用户反馈驱动的视觉语言导航适应方法 (User-Feedback-Driven Adaptation for Vision-and-Language Navigation)

Real-world deployment of Vision-and-Language Navigation (VLN) agents is constrained by the scarcity of reliable supervision after offline training. While recent adaptation methods attempt to mitigate distribution shifts via environment-driven self-supervision (e.g., entropy minimization), these signals are often noisy and can cause the agent to amplify its own mistakes during long-horizon sequential decision-making. In this paper, we propose a paradigm shift that positions user feedback, specifically episode-level success confirmations and goal-level corrections, as a primary and general-purpose supervision signal for VLN. Unlike internal confidence scores, user feedback is intent-aligned and in-situ consistent, directly correcting the agent's decoupling from user instructions. To effectively leverage this supervision, we introduce a user-feedback-driven learning framework featuring a topology-aware trajectory construction pipeline. This mechanism lifts sparse, goal-level corrections into dense path-level supervision by generating feasible paths on the agent's incrementally built topological graph, enabling sample-efficient imitation learning without requiring step-by-step human demonstrations. Furthermore, we develop a persistent memory bank mechanism for warm-start initialization, supporting the reuse of previously acquired topology and cached representations across navigation sessions. Extensive experiments on the GSA-R2R benchmark demonstrate that our approach transforms sparse interaction into robust supervision, consistently outperforming environment-driven baselines while exhibiting strong adaptability across diverse instruction styles.
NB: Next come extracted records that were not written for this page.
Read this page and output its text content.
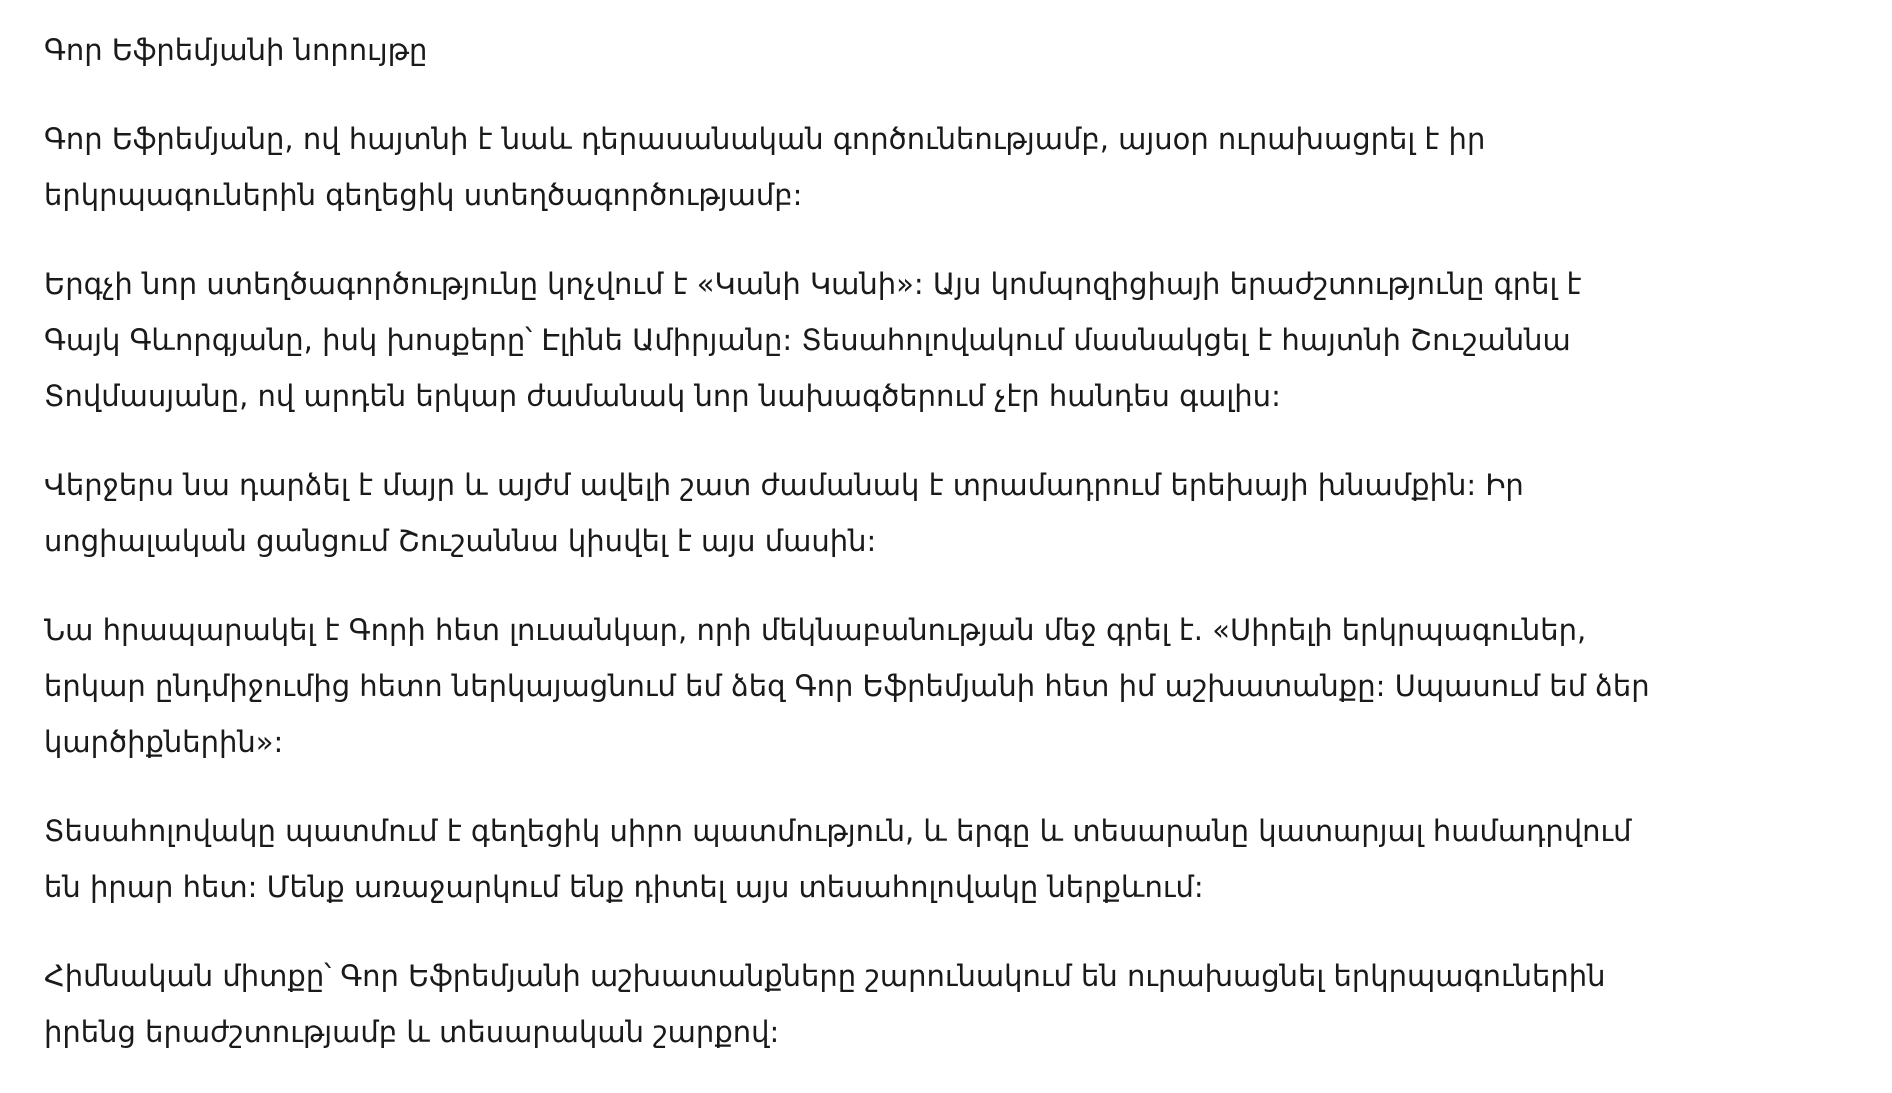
Գոր Եֆրեմյանի նորույթը

Գոր Եֆրեմյանը, ով հայտնի է նաև դերասանական գործունեությամբ, այսօր ուրախացրել է իր երկրպագուներին գեղեցիկ ստեղծագործությամբ:

Երգչի նոր ստեղծագործությունը կոչվում է «Կանի Կանի»: Այս կոմպոզիցիայի երաժշտությունը գրել է Գայկ Գևորգյանը, իսկ խոսքերը՝ Էլինե Ամիրյանը: Տեսահոլովակում մասնակցել է հայտնի Շուշաննա Տովմասյանը, ով արդեն երկար ժամանակ նոր նախագծերում չէր հանդես գալիս:

Վերջերս նա դարձել է մայր և այժմ ավելի շատ ժամանակ է տրամադրում երեխայի խնամքին: Իր սոցիալական ցանցում Շուշաննա կիսվել է այս մասին:

Նա հրապարակել է Գորի հետ լուսանկար, որի մեկնաբանության մեջ գրել է. «Սիրելի երկրպագուներ, երկար ընդմիջումից հետո ներկայացնում եմ ձեզ Գոր Եֆրեմյանի հետ իմ աշխատանքը: Սպասում եմ ձեր կարծիքներին»:

Տեսահոլովակը պատմում է գեղեցիկ սիրո պատմություն, և երգը և տեսարանը կատարյալ համադրվում են իրար հետ: Մենք առաջարկում ենք դիտել այս տեսահոլովակը ներքևում:

Հիմնական միտքը՝ Գոր Եֆրեմյանի աշխատանքները շարունակում են ուրախացնել երկրպագուներին իրենց երաժշտությամբ և տեսարական շարքով:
翻译：视觉语言导航（VLN）智能体在现实世界中的部署受到离线训练后可靠监督稀缺的限制。尽管近期的适应方法尝试通过环境驱动的自监督（例如熵最小化）来缓解分布偏移，但这些信号通常存在噪声，并可能导致智能体在长时程序贯决策过程中放大自身错误。本文提出一种范式转变，将用户反馈——特别是任务级成功确认与目标级修正——定位为VLN主要且通用的监督信号。与内部置信度分数不同，用户反馈具有意图对齐与现场一致性，可直接纠正智能体与用户指令的解耦问题。为有效利用该监督机制，我们提出一种用户反馈驱动的学习框架，其核心为拓扑感知轨迹构建流程。该机制通过在智能体增量构建的拓扑图上生成可行路径，将稀疏的目标级修正提升为稠密的路径级监督，从而在无需逐步人工演示的情况下实现样本高效的模仿学习。此外，我们开发了持久记忆库机制用于热启动初始化，支持跨导航会话复用先前获取的拓扑结构与缓存表征。在GSA-R2R基准上的大量实验表明，我们的方法能将稀疏交互转化为鲁棒的监督信号，在持续超越环境驱动基线的同时，展现出对不同指令风格的强大适应能力。